SANTA MARIA LA FOSSA: MINACCE AL SINDACO PER CONTROLLARE GLI APPALTI PUBBLICI
La Suprema Corte di Cassazione ha confermato le condanne a 2 anni e 8 mesi di reclusione ciascuno per Carlo Gaudiano, 71 anni, e Antonio Giusti, 62 anni, entrambi di Santa Maria la Fossa. I due sono stati giudicati colpevoli di aver minacciato l’ex sindaco Antonio Papa e l’assessore ai Lavori Pubblici Salvatore Luiso, con l’intento di farli recedere dall’adesione alla Stazione Unica Appaltante (SUA), un organo preposto alla gestione delle gare d’appalto comunali per evitare infiltrazioni criminali.
I Fatti
Nel contesto di un tentativo di preservare l’influenza del clan dei Casalesi sugli appalti pubblici a Santa Maria la Fossa, i due affiliati avevano avvicinato i due amministratori locali nell’aprile 2020. Durante l’incontro, avevano evocato il nome di Elio Diana, noto esponente del clan nella zona, intimando a Papa e Luiso di non aderire alla SUA. Quest’ultima era stata istituita per garantire trasparenza nella gestione degli appalti di importo superiore ai 250mila euro, proprio per prevenire le infiltrazioni mafiose, le stesse che in passato avevano causato il commissariamento del comune.
La Condanna e i Ricorsi
Il Tribunale di Santa Maria Capua Vetere aveva inizialmente condannato Gaudiano e Giusti per minacce e violenza a pubblico ufficiale, aggravate dall’agevolazione mafiosa. Questa condanna era stata poi confermata in secondo grado dalla Corte d’Appello di Napoli.
I legali dei due imputati avevano presentato ricorso in Cassazione, contestando la motivazione delle sentenze precedenti. Secondo la difesa, il riferimento a Elio Diana e l’invito rivolto al sindaco a recarsi a Casal di Principe non sarebbero stati sufficienti a configurare una minaccia tale da imporre un regime di paura e omertà.
Il Verdetto della Suprema Corte
La sesta sezione della Corte di Cassazione, presieduta dal giudice Orlando Villoni, ha respinto i ricorsi, giudicandoli inammissibili. Secondo la Suprema Corte, le argomentazioni della difesa risultano “manifestamente infondate” e non mettono in discussione la ricostruzione dei fatti effettuata dai giudici di merito. La Corte ha ritenuto corrette le valutazioni della sentenza di secondo grado, che si basavano sulle dichiarazioni delle persone offese, supportate dalle intercettazioni e dalla cronologia degli eventi.

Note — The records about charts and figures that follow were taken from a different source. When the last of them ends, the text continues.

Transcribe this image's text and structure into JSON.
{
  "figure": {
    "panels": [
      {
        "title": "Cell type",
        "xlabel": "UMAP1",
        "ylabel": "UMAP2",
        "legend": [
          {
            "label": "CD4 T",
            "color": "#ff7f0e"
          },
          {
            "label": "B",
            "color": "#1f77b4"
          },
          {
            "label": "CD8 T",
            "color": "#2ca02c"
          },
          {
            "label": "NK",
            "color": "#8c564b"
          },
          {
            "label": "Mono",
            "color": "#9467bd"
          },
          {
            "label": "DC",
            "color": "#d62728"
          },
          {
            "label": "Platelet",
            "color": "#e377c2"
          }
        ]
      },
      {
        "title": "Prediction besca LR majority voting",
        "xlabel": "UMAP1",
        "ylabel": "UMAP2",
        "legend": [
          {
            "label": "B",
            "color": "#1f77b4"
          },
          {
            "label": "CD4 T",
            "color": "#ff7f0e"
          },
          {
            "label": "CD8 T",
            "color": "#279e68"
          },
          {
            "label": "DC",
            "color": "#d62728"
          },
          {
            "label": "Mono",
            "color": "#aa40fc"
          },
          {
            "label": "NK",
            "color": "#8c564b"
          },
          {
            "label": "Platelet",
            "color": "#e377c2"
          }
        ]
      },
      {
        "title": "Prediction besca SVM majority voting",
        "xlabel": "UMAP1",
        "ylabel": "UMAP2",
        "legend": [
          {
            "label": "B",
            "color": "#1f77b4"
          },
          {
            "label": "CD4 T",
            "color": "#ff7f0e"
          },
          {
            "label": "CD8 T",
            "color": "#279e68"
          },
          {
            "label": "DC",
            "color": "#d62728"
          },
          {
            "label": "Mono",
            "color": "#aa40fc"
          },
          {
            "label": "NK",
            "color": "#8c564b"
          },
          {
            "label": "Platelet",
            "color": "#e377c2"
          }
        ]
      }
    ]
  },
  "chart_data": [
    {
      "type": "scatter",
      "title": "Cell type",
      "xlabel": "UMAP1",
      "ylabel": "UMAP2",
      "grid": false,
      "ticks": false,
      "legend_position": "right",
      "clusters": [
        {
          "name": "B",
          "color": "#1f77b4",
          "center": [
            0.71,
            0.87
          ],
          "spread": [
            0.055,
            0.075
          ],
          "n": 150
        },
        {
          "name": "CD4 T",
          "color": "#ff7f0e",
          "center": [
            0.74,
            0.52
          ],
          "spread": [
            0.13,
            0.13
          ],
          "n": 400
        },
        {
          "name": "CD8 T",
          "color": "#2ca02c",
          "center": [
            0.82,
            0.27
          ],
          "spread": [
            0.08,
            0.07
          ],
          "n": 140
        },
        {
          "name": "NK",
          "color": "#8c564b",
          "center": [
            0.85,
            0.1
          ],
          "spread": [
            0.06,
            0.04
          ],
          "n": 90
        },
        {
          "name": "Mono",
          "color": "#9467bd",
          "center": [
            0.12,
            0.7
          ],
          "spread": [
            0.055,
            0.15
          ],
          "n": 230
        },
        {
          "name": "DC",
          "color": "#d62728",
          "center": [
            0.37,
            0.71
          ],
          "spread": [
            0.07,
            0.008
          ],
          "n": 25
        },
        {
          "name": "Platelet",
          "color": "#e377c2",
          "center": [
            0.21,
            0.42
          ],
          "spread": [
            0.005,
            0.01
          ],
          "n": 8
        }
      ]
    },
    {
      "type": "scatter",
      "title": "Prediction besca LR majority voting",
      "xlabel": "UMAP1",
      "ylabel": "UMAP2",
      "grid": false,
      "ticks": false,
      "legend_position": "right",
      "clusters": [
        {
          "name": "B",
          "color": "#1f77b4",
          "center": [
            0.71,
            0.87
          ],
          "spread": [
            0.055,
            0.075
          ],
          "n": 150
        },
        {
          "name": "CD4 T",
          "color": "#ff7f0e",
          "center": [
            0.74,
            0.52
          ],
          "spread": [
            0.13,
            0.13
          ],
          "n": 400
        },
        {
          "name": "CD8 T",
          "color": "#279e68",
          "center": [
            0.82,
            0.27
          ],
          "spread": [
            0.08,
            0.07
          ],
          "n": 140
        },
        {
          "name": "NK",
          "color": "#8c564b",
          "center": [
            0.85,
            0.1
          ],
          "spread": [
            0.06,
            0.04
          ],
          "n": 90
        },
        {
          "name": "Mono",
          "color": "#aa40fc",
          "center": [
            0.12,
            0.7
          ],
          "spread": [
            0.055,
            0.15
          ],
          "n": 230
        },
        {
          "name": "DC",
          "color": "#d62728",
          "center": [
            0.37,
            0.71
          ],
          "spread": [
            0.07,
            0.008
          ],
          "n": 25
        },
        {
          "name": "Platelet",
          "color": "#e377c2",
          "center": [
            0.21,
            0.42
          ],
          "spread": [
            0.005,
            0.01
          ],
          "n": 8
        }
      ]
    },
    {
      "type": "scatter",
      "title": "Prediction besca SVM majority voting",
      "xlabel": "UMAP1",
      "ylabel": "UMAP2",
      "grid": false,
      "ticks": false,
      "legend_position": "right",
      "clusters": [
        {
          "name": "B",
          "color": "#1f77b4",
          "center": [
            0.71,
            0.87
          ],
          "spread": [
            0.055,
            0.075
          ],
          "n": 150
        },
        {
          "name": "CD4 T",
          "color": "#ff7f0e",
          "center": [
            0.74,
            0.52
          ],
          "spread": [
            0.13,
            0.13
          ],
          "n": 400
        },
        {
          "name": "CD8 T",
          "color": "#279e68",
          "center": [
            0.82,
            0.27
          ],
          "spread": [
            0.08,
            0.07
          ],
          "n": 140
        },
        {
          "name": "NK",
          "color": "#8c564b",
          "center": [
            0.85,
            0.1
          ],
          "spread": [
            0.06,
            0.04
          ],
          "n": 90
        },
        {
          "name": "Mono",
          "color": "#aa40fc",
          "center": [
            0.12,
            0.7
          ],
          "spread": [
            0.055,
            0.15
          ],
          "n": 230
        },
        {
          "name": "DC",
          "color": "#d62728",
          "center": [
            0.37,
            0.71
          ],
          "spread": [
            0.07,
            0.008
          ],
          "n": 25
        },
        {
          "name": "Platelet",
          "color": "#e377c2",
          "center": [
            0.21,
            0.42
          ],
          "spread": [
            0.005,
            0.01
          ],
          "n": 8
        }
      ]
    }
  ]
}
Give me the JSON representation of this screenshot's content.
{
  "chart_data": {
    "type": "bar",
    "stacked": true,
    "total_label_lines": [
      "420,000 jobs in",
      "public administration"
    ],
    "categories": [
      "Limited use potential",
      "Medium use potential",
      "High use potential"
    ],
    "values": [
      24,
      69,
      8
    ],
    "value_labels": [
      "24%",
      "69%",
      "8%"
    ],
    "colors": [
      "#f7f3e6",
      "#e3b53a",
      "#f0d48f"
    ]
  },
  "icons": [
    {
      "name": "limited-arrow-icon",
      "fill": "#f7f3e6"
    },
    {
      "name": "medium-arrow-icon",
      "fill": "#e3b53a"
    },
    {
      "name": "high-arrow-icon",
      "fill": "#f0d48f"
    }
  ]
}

Il verdetto finale conferma la responsabilità di Gaudiano e Giusti, riconoscendo che l’intimidazione faceva chiaramente riferimento al metodo mafioso e all’interesse del clan dei Casalesi nel mantenere il controllo sugli appalti pubblici del comune.
Un Segnale Importante
Questa sentenza rappresenta un importante passo nella lotta contro le infiltrazioni mafiose nelle amministrazioni pubbliche locali, specialmente in territori come Santa Maria la Fossa, dove la criminalità organizzata ha storicamente esercitato una forte pressione. La decisione della Cassazione manda un messaggio chiaro: le istituzioni non devono cedere alla minaccia della criminalità organizzata e l’adesione a strumenti di trasparenza come la Stazione Unica Appaltante è essenziale per garantire la legalità nella gestione degli appalti pubblici.